The square pegs
Asteroid Thirty-six, the sooner I can get back to New York," the man was saying in this incomprehensible telephone talk she was eavesdropping on. "After all, when you have a woman thinking she's Catherine the Great—"

"I am, I am, I am!" screamed Lisabeth out of her window into their midst. "I am Catherine!" It was as if she had shot a lightning bolt into the room. The three people almost flew apart. Now Lisabeth raved and cried and clung drunkenly to the cell bars and shouted out her belief in herself. "I am, oh, I am!" she sobbed.

"Good heavens," said Alice.

"Oh, Lisabeth!"

The man, with a look of startled concern, came to the window and looked in with the false understanding of a person looking down upon a wounded rabbit. "Lisabeth, we're sorry. We understand. You are Catherine, Lisabeth."

"Then call me Catherine!" screamed the wild thing in the room.

"Of course, Catherine," insisted the man, swiftly. "Catherine, your Highness, we await your commands."

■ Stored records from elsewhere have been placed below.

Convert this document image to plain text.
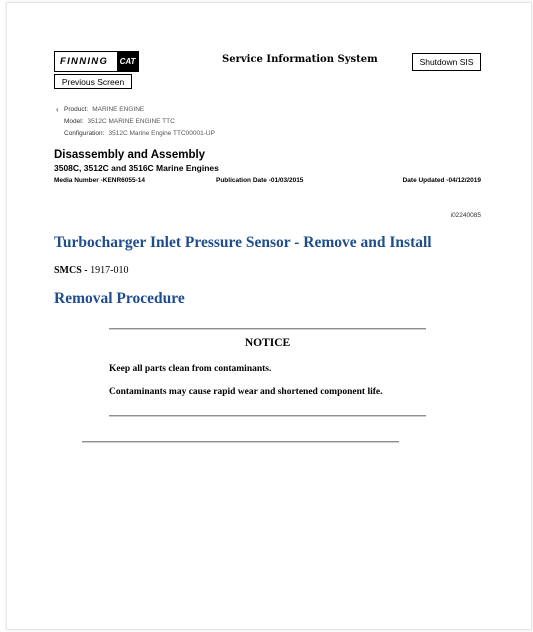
FINNING	CAT	Service Information System	Shutdown SIS
Previous Screen
‹ Product: MARINE ENGINE
Model: 3512C MARINE ENGINE TTC
Configuration: 3512C Marine Engine TTC00001-UP
Disassembly and Assembly
3508C, 3512C and 3516C Marine Engines
Media Number -KENR6055-14	Publication Date -01/03/2015	Date Updated -04/12/2019
i02240085
Turbocharger Inlet Pressure Sensor - Remove and Install
SMCS - 1917-010
Removal Procedure
NOTICE
Keep all parts clean from contaminants.
Contaminants may cause rapid wear and shortened component life.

This only made the pale thing writhing against the door the wilder. "You don't believe, you don't really believe. I can tell by your awful faces, I can tell by your eyes and your mouths. Oh, you don't really believe. I want to kill you!" She blazed her hatred out at them so the man fell away from the door. "You're lying, and I know it's a lie. But I am Catherine and you'll never in all your years understand!"

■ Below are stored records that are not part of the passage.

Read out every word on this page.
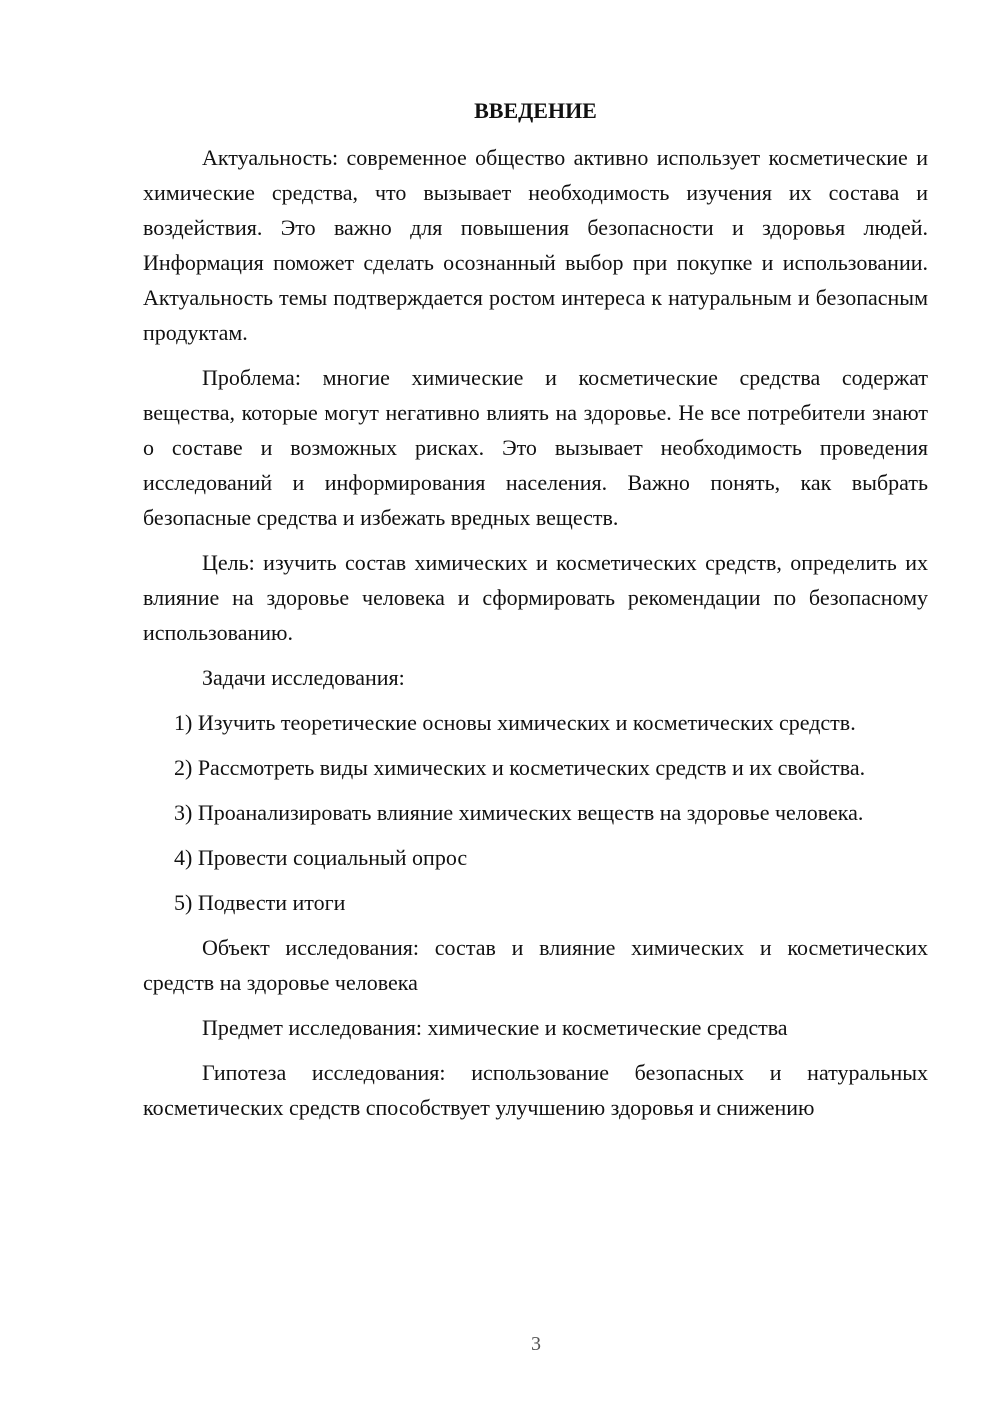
ВВЕДЕНИЕ

Актуальность: современное общество активно использует косметические и химические средства, что вызывает необходимость изучения их состава и воздействия. Это важно для повышения безопасности и здоровья людей. Информация поможет сделать осознанный выбор при покупке и использовании. Актуальность темы подтверждается ростом интереса к натуральным и безопасным продуктам.

Проблема: многие химические и косметические средства содержат вещества, которые могут негативно влиять на здоровье. Не все потребители знают о составе и возможных рисках. Это вызывает необходимость проведения исследований и информирования населения. Важно понять, как выбрать безопасные средства и избежать вредных веществ.

Цель: изучить состав химических и косметических средств, определить их влияние на здоровье человека и сформировать рекомендации по безопасному использованию.

Задачи исследования:

1) Изучить теоретические основы химических и косметических средств.

2) Рассмотреть виды химических и косметических средств и их свойства.

3) Проанализировать влияние химических веществ на здоровье человека.

4) Провести социальный опрос

5) Подвести итоги

Объект исследования: состав и влияние химических и косметических средств на здоровье человека

Предмет исследования: химические и косметические средства

Гипотеза исследования: использование безопасных и натуральных косметических средств способствует улучшению здоровья и снижению

3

"No," said the man, turning. He went and sat down and put his hands to his face. "I guess we don't understand."

"Good grief," said Alice.

Lisabeth slipped to the red velvet floor and lay there, sobbing away her great unhappiness. The room moved on in space, the voices outside the room murmured and argued and talked on and on through the next half hour.

They placed a food tray inside her door an hour later. It was a simple tray with simple bowls of cereal and milk and hot buns on it. Lisabeth did not move from where she lay. There was one regal thing in the room—this red velvet on which she sprawled in silent rebellion. She would not eat their nasty food for it was most probably poisoned. And it did not come in monogrammed dishes with monogrammed napkins on a regally monogrammed tray for Catherine, Empress of All The Russias! Therefore she would not eat.